En ce moment, vous lisez ces mots et, vraisemblablement, vous pensez à ce que ces mots et ces phrases signifient. Ou peut-être que votre esprit s’est égaré, et que vous pensez au dîner, ou que vous avez hâte de bingeing la dernière saison de « The Good Place ». Mais vous êtes définitivement en train de vivre quelque chose.
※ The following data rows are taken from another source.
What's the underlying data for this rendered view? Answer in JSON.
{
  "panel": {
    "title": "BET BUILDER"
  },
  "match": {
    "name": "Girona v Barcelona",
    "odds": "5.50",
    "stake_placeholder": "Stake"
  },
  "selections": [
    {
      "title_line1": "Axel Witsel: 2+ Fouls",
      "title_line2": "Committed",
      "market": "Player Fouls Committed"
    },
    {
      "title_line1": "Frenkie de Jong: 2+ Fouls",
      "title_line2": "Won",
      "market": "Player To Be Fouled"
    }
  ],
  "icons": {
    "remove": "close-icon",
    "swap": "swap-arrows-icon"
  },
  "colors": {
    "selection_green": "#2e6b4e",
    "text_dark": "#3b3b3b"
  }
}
Comment est-ce possible ? Chaque partie de vous, y compris votre cerveau, est constituée d’atomes, et chaque atome est aussi inanimé que le suivant. Vos atomes ne savent certainement rien, ne ressentent rien et n’expérimentent rien, et pourtant vous – un conglomérat de tels atomes – avez une vie mentale riche dans laquelle un défilé d’expériences se déroule les unes après les autres.
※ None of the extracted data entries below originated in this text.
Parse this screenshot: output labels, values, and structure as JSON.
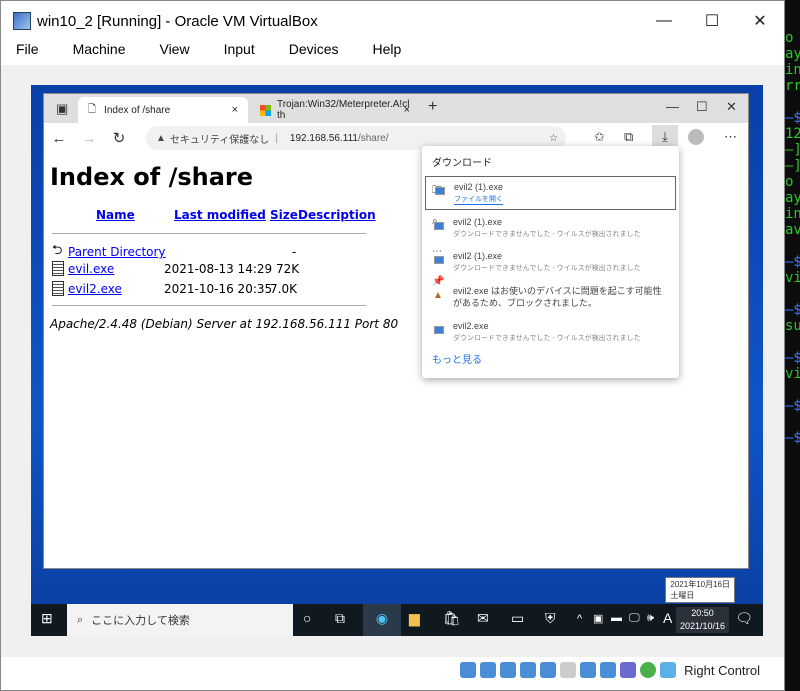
{
  "vbox": {
    "title": "win10_2 [Running] - Oracle VM VirtualBox",
    "menu": [
      "File",
      "Machine",
      "View",
      "Input",
      "Devices",
      "Help"
    ],
    "host_key": "Right Control"
  },
  "browser": {
    "tabs": [
      {
        "label": "Index of /share",
        "close": "×"
      },
      {
        "label": "Trojan:Win32/Meterpreter.A!cl th",
        "close": "×"
      }
    ],
    "new_tab": "+",
    "security": "セキュリティ保護なし",
    "url_host": "192.168.56.111",
    "url_path": "/share/"
  },
  "page": {
    "title": "Index of /share",
    "headers": [
      "Name",
      "Last modified",
      "Size",
      "Description"
    ],
    "rows": [
      {
        "name": "Parent Directory",
        "modified": "",
        "size": "-"
      },
      {
        "name": "evil.exe",
        "modified": "2021-08-13 14:29",
        "size": "72K"
      },
      {
        "name": "evil2.exe",
        "modified": "2021-10-16 20:35",
        "size": "7.0K"
      }
    ],
    "footer": "Apache/2.4.48 (Debian) Server at 192.168.56.111 Port 80"
  },
  "downloads": {
    "title": "ダウンロード",
    "items": [
      {
        "name": "evil2 (1).exe",
        "status": "ファイルを開く"
      },
      {
        "name": "evil2 (1).exe",
        "status": "ダウンロードできませんでした - ウイルスが検出されました"
      },
      {
        "name": "evil2 (1).exe",
        "status": "ダウンロードできませんでした - ウイルスが検出されました"
      },
      {
        "name": "evil2.exe はお使いのデバイスに問題を起こす可能性があるため、ブロックされました。",
        "status": ""
      },
      {
        "name": "evil2.exe",
        "status": "ダウンロードできませんでした - ウイルスが検出されました"
      }
    ],
    "more": "もっと見る"
  },
  "taskbar": {
    "search_placeholder": "ここに入力して検索",
    "ime": "A",
    "time": "20:50",
    "date": "2021/10/16",
    "tooltip_date": "2021年10月16日",
    "tooltip_day": "土曜日"
  },
  "terminal": {
    "lines": [
      "o",
      "ay",
      "in",
      "rr",
      "",
      "—$",
      "12",
      "—]",
      "—]",
      "o",
      "ay",
      "in",
      "av",
      "",
      "—$",
      "vi",
      "",
      "—$",
      "su",
      "",
      "—$",
      "vi",
      "",
      "—$",
      "",
      "—$"
    ]
  }
}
L’énigme de la conscience a, bien sûr, occupé les plus grands esprits depuis des millénaires. Le philosophe David Chalmers a appelé le mystère central le « problème difficile » de la conscience. Pourquoi, demande-t-il, regarder une pomme rouge produit-il l’expérience de voir rouge ? Et plus généralement : Pourquoi certains arrangements de la matière font-ils l’expérience de quelque chose ?
Toute personne ayant suivi les récents débats sur la nature de la conscience aura été frappée par l’immense variété des explications proposées. De nombreux neuroscientifiques, spécialistes des sciences cognitives, philosophes et physiciens éminents ont proposé des « solutions » à l’énigme – toutes très différentes les unes des autres et se contredisant fréquemment.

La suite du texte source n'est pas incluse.